Si le soupçon de fraude à la TVA était connu, Swisscom s’est en revanche dite «surprise des derniers développements» concernant celui de recyclage d’argent. L’entreprise suisse a demandé «que la lumière soit faite rapidement sur les accusations prononcées par les autorités italiennes» et annonce son plein soutien à l’enquête.
Fastweb, de son côté, a indiqué mardi que «la vente de services téléphoniques internationaux avait cessé au début 2007» et que cette activité représente par conséquent une part marginale – environ 1% – du chiffre d’affaires de la société. L’entreprise souligne en outre que des audits effectués par des consultants externes n’avaient pas révélé de problèmes.
Mise sous tutelle ?
Le parquet de Rome a demandé une mise sous tutelle de Fastweb et de Telecom Sparkle. Le juge d’instruction Aldo Morgini se prononcera sur cette demande le 2 mars, après avoir entendu les parties.
Selon Swisscom, cette mesure ne porterait pas préjudice à la poursuite des activités de Fastweb.
«Vu qu’il s’agit d’un service d’intérêt public, il n’est pas possible de l’interrompre, explique un expert du secteur, qui souhaite conserver l’anonymat. De par la loi, la magistrature ne peut pas non plus prendre des décisions qui diminuent la valeur de l’entreprise; une faillite est donc exclue.»
«Mais si elle est appliquée, la mise sous tutelle pourrait cependant entraîner un ralentissement dans la capacité d’innovation technologique et donc influer sur la croissance de l’entreprise, poursuit l’expert. Il ne faut pas oublier que Fastweb a été dans les chiffres rouges pendant des années et que ce n’est qu’en 2009 qu’elle a renoué avec le bénéfice.»
L’optimisme affiché il y a quelques jours par Swisscom, qui prévoit que Fastweb ait une croissance annuelle de 6,5% au cours des cinq prochaines années, risque donc d’être de courte durée. D’autant que, comme le reconnait Swisscom dans son rapport d’activité, «après la forte croissance enregistrée ces dernières années [en ce qui concerne les connections à large bande en Italie], c’est un ralentissement qui se profile à l’horizon.»
L’hypothèse de devoir «procéder à un correctif de la valeur du goodwill» de Fastweb dans le bilan de Swisscom – une hypothèse évoquée dans le cas où les prévisions de croissance de l’entreprise italienne ne se concrétiseraient pas – risque donc bien de devenir réalité plus tôt que prévu.

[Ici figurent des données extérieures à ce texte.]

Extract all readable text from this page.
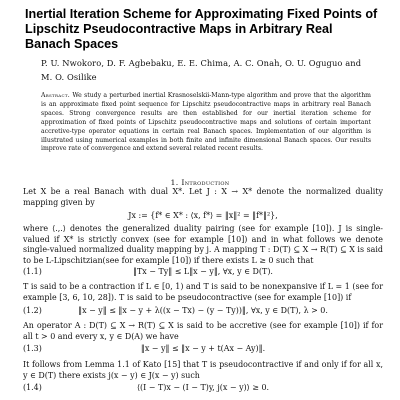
Inertial Iteration Scheme for Approximating Fixed Points of Lipschitz Pseudocontractive Maps in Arbitrary Real Banach Spaces
P. U. Nwokoro, D. F. Agbebaku, E. E. Chima, A. C. Onah, O. U. Oguguo and M. O. Osilike
Abstract. We study a perturbed inertial Krasnoselskii-Mann-type algorithm and prove that the algorithm is an approximate fixed point sequence for Lipschitz pseudocontractive maps in arbitrary real Banach spaces. Strong convergence results are then established for our inertial iteration scheme for approximation of fixed points of Lipschitz pseudocontractive maps and solutions of certain important accretive-type operator equations in certain real Banach spaces. Implementation of our algorithm is illustrated using numerical examples in both finite and infinite dimensional Banach spaces. Our results improve rate of convergence and extend several related recent results.
1. Introduction
Let X be a real Banach with dual X*. Let J : X → X* denote the normalized duality mapping given by
Jx := {f* ∈ X* : ⟨x, f*⟩ = ‖x‖² = ‖f*‖²},
where ⟨.,.⟩ denotes the generalized duality pairing (see for example [10]). J is single-valued if X* is strictly convex (see for example [10]) and in what follows we denote single-valued normalized duality mapping by j. A mapping T : D(T) ⊆ X → R(T) ⊆ X is said to be L-Lipschitzian(see for example [10]) if there exists L ≥ 0 such that
(1.1)	‖Tx − Ty‖ ≤ L‖x − y‖, ∀x, y ∈ D(T).
T is said to be a contraction if L ∈ [0, 1) and T is said to be nonexpansive if L = 1 (see for example [3, 6, 10, 28]). T is said to be pseudocontractive (see for example [10]) if
(1.2)	‖x − y‖ ≤ ‖x − y + λ((x − Tx) − (y − Ty))‖, ∀x, y ∈ D(T), λ > 0.
An operator A : D(T) ⊆ X → R(T) ⊆ X is said to be accretive (see for example [10]) if for all t > 0 and every x, y ∈ D(A) we have
(1.3)	‖x − y‖ ≤ ‖x − y + t(Ax − Ay)‖.
It follows from Lemma 1.1 of Kato [15] that T is pseudocontractive if and only if for all x, y ∈ D(T) there exists j(x − y) ∈ J(x − y) such
(1.4)	⟨(I − T)x − (I − T)y, j(x − y)⟩ ≥ 0.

Le rêve de Swisscom de s’étendre à l’étranger pourrait donc bien une fois encore se transformer en cauchemar.
Daniele Mariani, swissinfo.ch
(Traduction de l’italien: Olivier Pauchard)
Fastweb a été fondée en 1999 par Silvio Scaglia, aujourd’hui l’un des hommes les plus riches d’Italie, et par le financier Fancesco Micheli.
En 2007, Swisscom lance une offre publique d’achat et obtient 82,4% du capital de la société pour un prix total de 5,11 milliards de francs. Mais le montant global de la transaction atteint 6,9 milliards, compte tenu de l’endettement net de Fastweb.
Au cours des dernières années, Fastweb est devenue la plus importante entreprise italienne dans le secteur des communications par fibre optique. En plus de l’accès à Internet et à la téléphonie fixe, Fastweb fournit également un service de télévision et une offre de téléphonie mobile.
En 2009, elle détenait 13% des parts du marché de la large bande en Italie, derrière Telecom Italia (57%). Son réseau couvre environ 90% du pays.
Entre 2008 et 2009, le nombre de connections à large bande est passé de 1,48 à 1,64 millions (+ 9,7%). Le chiffre d’affaires de l’entreprise a augmenté de 8,5% à 1,8 milliard d’euros.